Two identical blocks resting on a frictionless, horizontal surface are connected by a light spring having a spring constant $k = 100 N/m$ and an unstretched length $L_i=0.400 m$. A charge $Q$ is slowly placed on each block, causing the spring to stretch to an equilibrium length $L=0.500 m$. Determine the value of $Q$, modeling the blocks as charged particles.

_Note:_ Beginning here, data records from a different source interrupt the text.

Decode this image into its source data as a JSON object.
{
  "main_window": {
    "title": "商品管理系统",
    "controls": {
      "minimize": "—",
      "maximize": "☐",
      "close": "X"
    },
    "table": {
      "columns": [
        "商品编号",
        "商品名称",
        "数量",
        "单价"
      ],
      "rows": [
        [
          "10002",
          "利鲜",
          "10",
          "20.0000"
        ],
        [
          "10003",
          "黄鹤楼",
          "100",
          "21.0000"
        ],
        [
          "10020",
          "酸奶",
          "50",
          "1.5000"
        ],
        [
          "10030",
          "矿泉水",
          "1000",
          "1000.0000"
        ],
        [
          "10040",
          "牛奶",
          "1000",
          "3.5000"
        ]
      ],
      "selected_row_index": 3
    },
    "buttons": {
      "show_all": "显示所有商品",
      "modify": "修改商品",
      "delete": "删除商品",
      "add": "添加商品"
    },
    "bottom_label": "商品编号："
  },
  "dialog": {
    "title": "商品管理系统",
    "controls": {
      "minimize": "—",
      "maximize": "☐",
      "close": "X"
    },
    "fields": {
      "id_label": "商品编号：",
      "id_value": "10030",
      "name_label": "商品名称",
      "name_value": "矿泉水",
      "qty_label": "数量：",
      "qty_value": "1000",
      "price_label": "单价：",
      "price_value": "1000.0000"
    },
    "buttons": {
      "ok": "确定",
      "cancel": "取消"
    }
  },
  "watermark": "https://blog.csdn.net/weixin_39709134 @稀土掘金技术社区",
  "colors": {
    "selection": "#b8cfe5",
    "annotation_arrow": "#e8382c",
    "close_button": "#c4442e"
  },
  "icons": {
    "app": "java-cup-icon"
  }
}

So I was able to solve the problem using particle in equilibrium as follows $$ F_e = k\Delta x \Rightarrow $$ $$ F_e = \frac{k_e Q^2}{L^2} = k(L-L_i) \Leftrightarrow $$ $$ Q= L \sqrt{\frac{k(L-L_i)}{k_e}} = \boxed{ 1.67 \times 10^{-5}C} $$
However, I am trying to solve the problem using conservation of energy, but I am getting a different answer probably due to something wrong I did:
Since the blocks are charged slowly, I ignored kinetic energy: External work done by the force $F_e$ is equivalent to the spring elastic potential energy,
$$ \int_{L_i}^{L} F_e dx = \frac{1}{2}k \left(L-L_i\right)^2 \Rightarrow $$ $$ \int_{L_i}^{L} \frac{k_e Q^2}{x^2} dx = 0.5 \Leftrightarrow $$ $$ \left.\frac{-k_e Q^2}{x}\right|^{0.5}_{0.4} = 0.5 \Leftrightarrow \boxed{Q= 1.05 \times 10^{-5}C } $$ The answers do not match! I assume there is missing energy.